示例3：通过rollup对os、device、city以按层级聚合的方式产生grouping sets。

select os,device, city, count(*)
from requests 
group by rollup (os, device, city);
--等效于如下语句。
select os,device, city, count(*)
from requests 
group by grouping sets ((os, device, city),(os, device),(os),());

返回结果如下：

+------------+------------+------------+------------+
| os         | device     | city       | _c3        |
+------------+------------+------------+------------+
| NULL       | NULL       | NULL       | 7          |
| ios        | NULL       | NULL       | 1          |
| ios        | Phone      | NULL       | 1          |
| ios        | Phone      | Shijiazhuang | 1          |
| linux      | NULL       | NULL       | 2          |
| linux      | PC         | NULL       | 1          |
| linux      | PC         | Beijing    | 1          |
| linux      | Phone      | NULL       | 1          |
| linux      | Phone      | Beijing    | 1          |
| windows    | NULL       | NULL       | 4          |
| windows    | PC         | NULL       | 3          |
| windows    | PC         | Beijing    | 2          |
| windows    | PC         | Shijiazhuang | 1          |
| windows    | Phone      | NULL       | 1          |
| windows    | Phone      | Shijiazhuang | 1          |
+------------+------------+------------+------------+

示例4：通过rollup对os, (os,device), city以按层级聚合的方式产生grouping sets。

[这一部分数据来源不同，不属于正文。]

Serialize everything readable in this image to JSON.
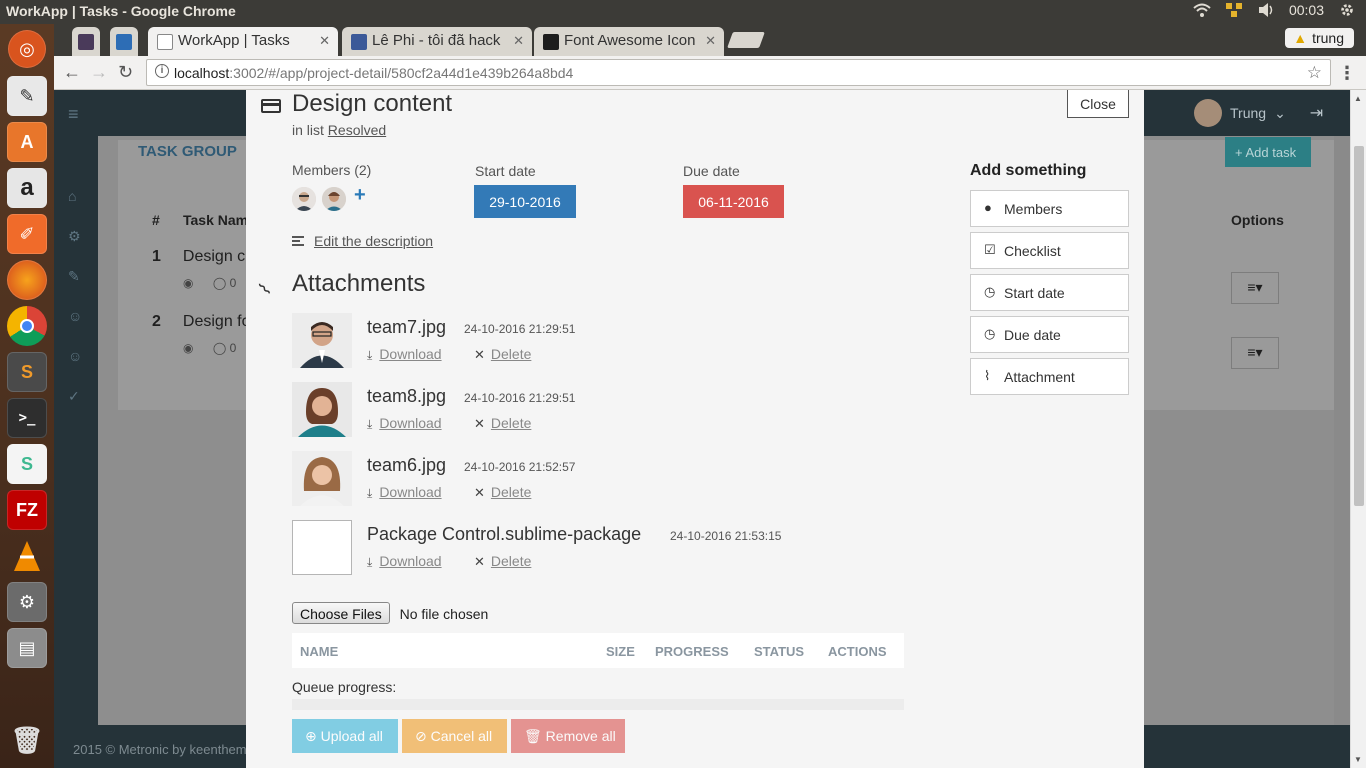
{
  "os": {
    "window_title": "WorkApp | Tasks - Google Chrome",
    "clock": "00:03"
  },
  "launcher": {
    "items": [
      "ubuntu-dash",
      "text-editor",
      "software-center",
      "amazon",
      "gimp-app",
      "firefox",
      "chrome",
      "sublime-text",
      "terminal",
      "slack",
      "filezilla",
      "vlc",
      "system-settings",
      "files",
      "trash"
    ]
  },
  "browser": {
    "tabs": [
      {
        "label": "",
        "active": false
      },
      {
        "label": "",
        "active": false
      },
      {
        "label": "WorkApp | Tasks",
        "active": true
      },
      {
        "label": "Lê Phi - tôi đã hack",
        "active": false
      },
      {
        "label": "Font Awesome Icon",
        "active": false
      }
    ],
    "profile_name": "trung",
    "url_host": "localhost",
    "url_path": ":3002/#/app/project-detail/580cf2a44d1e439b264a8bd4"
  },
  "background_app": {
    "user_name": "Trung",
    "task_group_title": "TASK GROUP",
    "add_task_label": "+ Add task",
    "columns": {
      "number": "#",
      "task_name": "Task Nam",
      "options": "Options"
    },
    "rows": [
      {
        "number": "1",
        "name": "Design c",
        "views": "",
        "comments": "0"
      },
      {
        "number": "2",
        "name": "Design fo",
        "views": "",
        "comments": "0"
      }
    ],
    "footer": "2015 © Metronic by keenthem"
  },
  "modal": {
    "title": "Design content",
    "in_list_prefix": "in list",
    "list_name": "Resolved",
    "close_label": "Close",
    "members_label": "Members (2)",
    "start_date_label": "Start date",
    "start_date_value": "29-10-2016",
    "due_date_label": "Due date",
    "due_date_value": "06-11-2016",
    "edit_description": "Edit the description",
    "attachments_title": "Attachments",
    "attachments": [
      {
        "name": "team7.jpg",
        "date": "24-10-2016 21:29:51",
        "download": "Download",
        "delete": "Delete"
      },
      {
        "name": "team8.jpg",
        "date": "24-10-2016 21:29:51",
        "download": "Download",
        "delete": "Delete"
      },
      {
        "name": "team6.jpg",
        "date": "24-10-2016 21:52:57",
        "download": "Download",
        "delete": "Delete"
      },
      {
        "name": "Package Control.sublime-package",
        "date": "24-10-2016 21:53:15",
        "download": "Download",
        "delete": "Delete"
      }
    ],
    "choose_files_label": "Choose Files",
    "no_file_chosen": "No file chosen",
    "queue_columns": {
      "name": "NAME",
      "size": "SIZE",
      "progress": "PROGRESS",
      "status": "STATUS",
      "actions": "ACTIONS"
    },
    "queue_progress_label": "Queue progress:",
    "upload_all": "Upload all",
    "cancel_all": "Cancel all",
    "remove_all": "Remove all",
    "add_something_title": "Add something",
    "add_items": [
      {
        "label": "Members",
        "icon": "user-icon"
      },
      {
        "label": "Checklist",
        "icon": "checkbox-icon"
      },
      {
        "label": "Start date",
        "icon": "clock-icon"
      },
      {
        "label": "Due date",
        "icon": "clock-icon"
      },
      {
        "label": "Attachment",
        "icon": "paperclip-icon"
      }
    ]
  },
  "colors": {
    "start_date_badge": "#337ab7",
    "due_date_badge": "#d9534f",
    "upload_all": "#5bc0de",
    "cancel_all": "#f0ad4e",
    "remove_all": "#d9534f"
  }
}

select os,device, city, count(*)
from requests 
group by rollup (os, (os,device), city);
--等效于如下语句。
select os,device, city, count(*)
from requests 
group by grouping sets ((os, device, city),(os, device),(os),());

返回结果如下：

+------------+------------+------------+------------+
| os         | device     | city       | _c3        |
+------------+------------+------------+------------+
| NULL       | NULL       | NULL       | 7          |
| ios        | NULL       | NULL       | 1          |
| ios        | Phone      | NULL       | 1          |
| ios        | Phone      | Shijiazhuang | 1          |
| linux      | NULL       | NULL       | 2          |
| linux      | PC         | NULL       | 1          |
| linux      | PC         | Beijing    | 1          |
| linux      | Phone      | NULL       | 1          |
| linux      | Phone      | Beijing    | 1          |
| windows    | NULL       | NULL       | 4          |
| windows    | PC         | NULL       | 3          |
| windows    | PC         | Beijing    | 2          |
| windows    | PC         | Shijiazhuang | 1          |
| windows    | Phone      | NULL       | 1          |
| windows    | Phone      | Shijiazhuang | 1          |
+------------+------------+------------+------------+

示例5：通过group by、cube、grouping sets组合产生grouping sets。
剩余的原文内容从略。